New Samsung iTunes App Gives Smart TVs Access to Apple Library

New Samsung iTunes App Gives Smart TVs Access to Apple Library

New Samsung iTunes App Gives Smart TVs Access to Apple Library

Although Apple doesn't specifically mention offering original programming through its iTunes app on Samsung TVs, it stands to reason that it would use the partnership to expand the potential audience for its streaming service.

iTunes Movies and TV Shows will work seamlessly with Samsung's Smart TV Services, such as Universal Guide, the New Bixby and Search, to create a consistent experience across Samsung's platform.

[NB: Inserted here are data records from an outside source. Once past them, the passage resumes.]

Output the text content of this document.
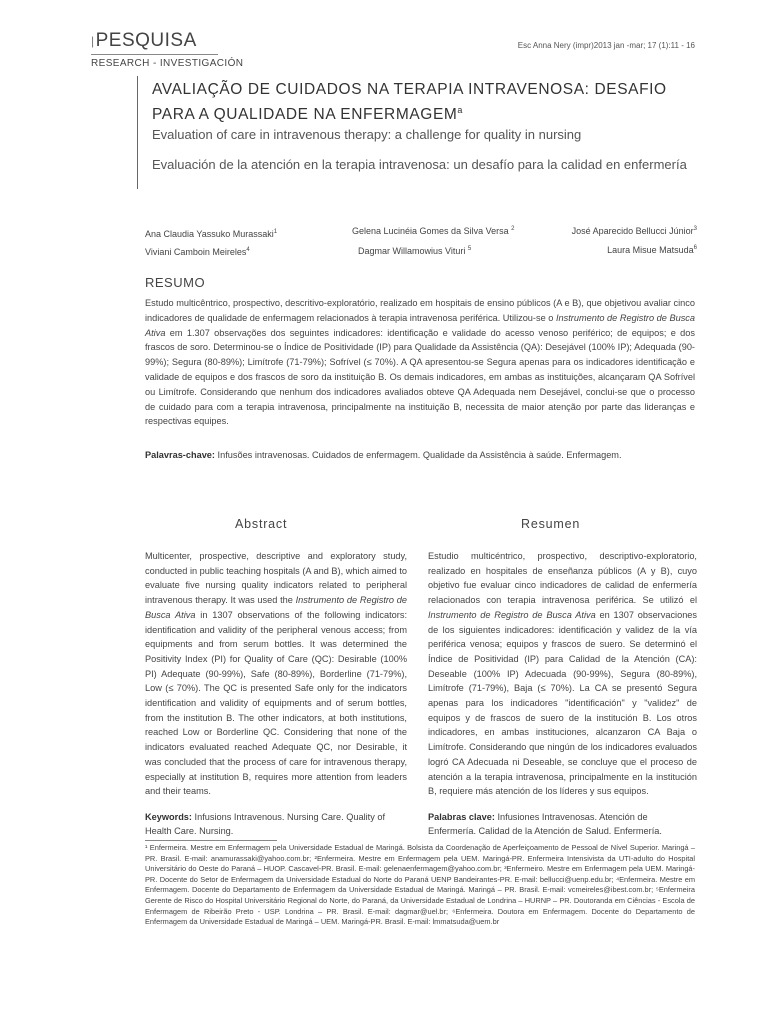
|PESQUISA	Esc Anna Nery (impr)2013 jan -mar; 17 (1):11 - 16
RESEARCH - INVESTIGACIÓN
AVALIAÇÃO DE CUIDADOS NA TERAPIA INTRAVENOSA: DESAFIO PARA A QUALIDADE NA ENFERMAGEM$^a$
Evaluation of care in intravenous therapy: a challenge for quality in nursing
Evaluación de la atención en la terapia intravenosa: un desafío para la calidad en enfermería
Ana Claudia Yassuko Murassaki$^1$	Gelena Lucinéia Gomes da Silva Versa $^2$	José Aparecido Bellucci Júnior$^3$
Viviani Camboin Meireles$^4$	Dagmar Willamowius Vituri $^5$	Laura Misue Matsuda$^6$
RESUMO
Estudo multicêntrico, prospectivo, descritivo-exploratório, realizado em hospitais de ensino públicos (A e B), que objetivou avaliar cinco indicadores de qualidade de enfermagem relacionados à terapia intravenosa periférica. Utilizou-se o Instrumento de Registro de Busca Ativa em 1.307 observações dos seguintes indicadores: identificação e validade do acesso venoso periférico; de equipos; e dos frascos de soro. Determinou-se o Índice de Positividade (IP) para Qualidade da Assistência (QA): Desejável (100% IP); Adequada (90-99%); Segura (80-89%); Limítrofe (71-79%); Sofrível (≤ 70%). A QA apresentou-se Segura apenas para os indicadores identificação e validade de equipos e dos frascos de soro da instituição B. Os demais indicadores, em ambas as instituições, alcançaram QA Sofrível ou Limítrofe. Considerando que nenhum dos indicadores avaliados obteve QA Adequada nem Desejável, conclui-se que o processo de cuidado para com a terapia intravenosa, principalmente na instituição B, necessita de maior atenção por parte das lideranças e respectivas equipes.
Palavras-chave: Infusões intravenosas. Cuidados de enfermagem. Qualidade da Assistência à saúde. Enfermagem.
Abstract	Resumen
Multicenter, prospective, descriptive and exploratory study, conducted in public teaching hospitals (A and B), which aimed to evaluate five nursing quality indicators related to peripheral intravenous therapy. It was used the Instrumento de Registro de Busca Ativa in 1307 observations of the following indicators: identification and validity of the peripheral venous access; from equipments and from serum bottles. It was determined the Positivity Index (PI) for Quality of Care (QC): Desirable (100% PI) Adequate (90-99%), Safe (80-89%), Borderline (71-79%), Low (≤ 70%). The QC is presented Safe only for the indicators identification and validity of equipments and of serum bottles, from the institution B. The other indicators, at both institutions, reached Low or Borderline QC. Considering that none of the indicators evaluated reached Adequate QC, nor Desirable, it was concluded that the process of care for intravenous therapy, especially at institution B, requires more attention from leaders and their teams.
Keywords: Infusions Intravenous. Nursing Care. Quality of Health Care. Nursing.
Estudio multicéntrico, prospectivo, descriptivo-exploratorio, realizado en hospitales de enseñanza públicos (A y B), cuyo objetivo fue evaluar cinco indicadores de calidad de enfermería relacionados con terapia intravenosa periférica. Se utilizó el Instrumento de Registro de Busca Ativa en 1307 observaciones de los siguientes indicadores: identificación y validez de la vía periférica venosa; equipos y frascos de suero. Se determinó el Índice de Positividad (IP) para Calidad de la Atención (CA): Deseable (100% IP) Adecuada (90-99%), Segura (80-89%), Limítrofe (71-79%), Baja (≤ 70%). La CA se presentó Segura apenas para los indicadores "identificación" y "validez" de equipos y de frascos de suero de la institución B. Los otros indicadores, en ambas instituciones, alcanzaron CA Baja o Limítrofe. Considerando que ningún de los indicadores evaluados logró CA Adecuada ni Deseable, se concluye que el proceso de atención a la terapia intravenosa, principalmente en la institución B, requiere más atención de los líderes y sus equipos.
Palabras clave: Infusiones Intravenosas. Atención de Enfermería. Calidad de la Atención de Salud. Enfermería.
¹ Enfermeira. Mestre em Enfermagem pela Universidade Estadual de Maringá. Bolsista da Coordenação de Aperfeiçoamento de Pessoal de Nível Superior. Maringá – PR. Brasil. E-mail: anamurassaki@yahoo.com.br; ²Enfermeira. Mestre em Enfermagem pela UEM. Maringá-PR. Enfermeira Intensivista da UTI-adulto do Hospital Universitário do Oeste do Paraná – HUOP. Cascavel-PR. Brasil. E-mail: gelenaenfermagem@yahoo.com.br; ³Enfermeiro. Mestre em Enfermagem pela UEM. Maringá-PR. Docente do Setor de Enfermagem da Universidade Estadual do Norte do Paraná UENP Bandeirantes-PR. E-mail: bellucci@uenp.edu.br; ⁴Enfermeira. Mestre em Enfermagem. Docente do Departamento de Enfermagem da Universidade Estadual de Maringá. Maringá – PR. Brasil. E-mail: vcmeireles@ibest.com.br; ⁵Enfermeira Gerente de Risco do Hospital Universitário Regional do Norte, do Paraná, da Universidade Estadual de Londrina – HURNP – PR. Doutoranda em Ciências - Escola de Enfermagem de Ribeirão Preto - USP. Londrina – PR. Brasil. E-mail: dagmar@uel.br; ⁶Enfermeira. Doutora em Enfermagem. Docente do Departamento de Enfermagem da Universidade Estadual de Maringá – UEM. Maringá-PR. Brasil. E-mail: lmmatsuda@uem.br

Now, users will be able to log into their iTunes accounts and play movies and shows directly from their Samsung Smart TV, without needing a dedicated Apple device.

Samsung suggested that they'd be bringing iTunes Movies and iTunes TV Shows and Apple AirPlay 2 support specifically on 2019 Samsung Smart TV models - starting this spring. However, what's most interesting here is the fact that Vizio's SmartCast TVs will add support for HomeKit. Observers have long wondered how Apple planned to extend the reach of a video service beyond the relatively small number of Apple TV owners. Instead of creating its own TV, Apple has made a decision to forge partnerships with established, popular TV makers, with Samsung, LG and Vizio all set to support Apple features later this year.

Technology and media analyst, Paolo Pecatore, described the deal as a "smart strategic move for both companies" - one that highlights the importance of working together to achieve scale. In 2003, Apple opened up iTunes to Windows PCs, which Apple co-founder Steve Jobs likened to "giving a glass of ice water to someone in hell". The Korean giant will have AirPlay support on its smart TVs, frame and serif lifestyle TVs, and other UHD and HD models.

Traditionally Apple does not even acknowledge CES let alone attend, but the iPhone maker is surprisingly present at the 2019 show. A year earlier, Apple finally allowed the Prime Video app on Apple TV. The division - which also houses the App Store and Apple Pay, as well as Apple Music and iCloud subscriptions - brought in $10 billion in revenue last quarter. But they also represent Apple's growing reliance on service revenues as device sales level off.